Let $f$ be continuous on $\mathbb R.$
Define $\{f_n : \mathbb R \to \mathbb R \}_{n=1}^\infty \ $ by $f_n(x)= n \displaystyle\int_0^{1/n} f(x-u) \ du$.
Then, for all $x\in \mathbb R,$ $\displaystyle\lim_{n\to \infty} f_n (x)=f(x)$ holds. (I already proved.)
Then, determine whether $f_n$ converges to $f$ uniformly or not.
I think $f_n$ doesn't uniformly converge to $f$.
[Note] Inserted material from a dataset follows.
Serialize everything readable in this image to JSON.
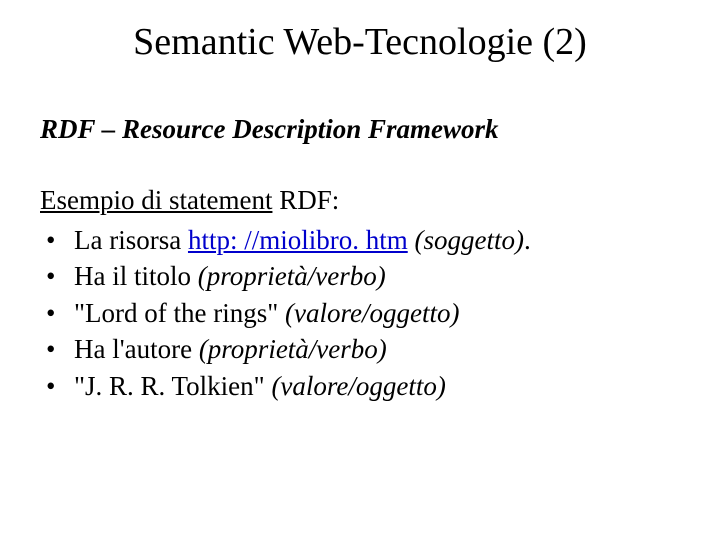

A counter example is $f(x)=x^2.$(This is continuous on $\mathbb R.$)
Let $f(x)=x^2$, and suppose $f_n(x)=n \displaystyle\int_0^{1/n} f(x-u) du$ converges to $f$ uniformly .
Then, there is $N \in \mathbb N$ s.t. $$n \geqq N \Rightarrow |f_n (x)-f(x)|<\frac{2}{3} \mathrm{\ for \ all \ } x \in \mathbb R.$$
Thus, $|f_N(N)-f(N)|<\dfrac{2}{3}$ must hold.
However, \begin{align} |f_N(N)-f(N)| &=N \left|\int_0^{1/N} f(N-u)-f(N) du \right| \\ &=N \left|\int_0^{1/N} (N-u)^2-N^2 du \right| \\ &=N \left|\int_0^{1/N} -2Nu+u^2 du \right| \\ &=1-\frac{1}{3N^2}\\ &\geqq 1-\frac{1}{3}\\ &=\frac{2}{3}. \end{align} This is contradiction.
Therefore, I think $f(x)=x^2$ is a counter example.
Is my idea correct ?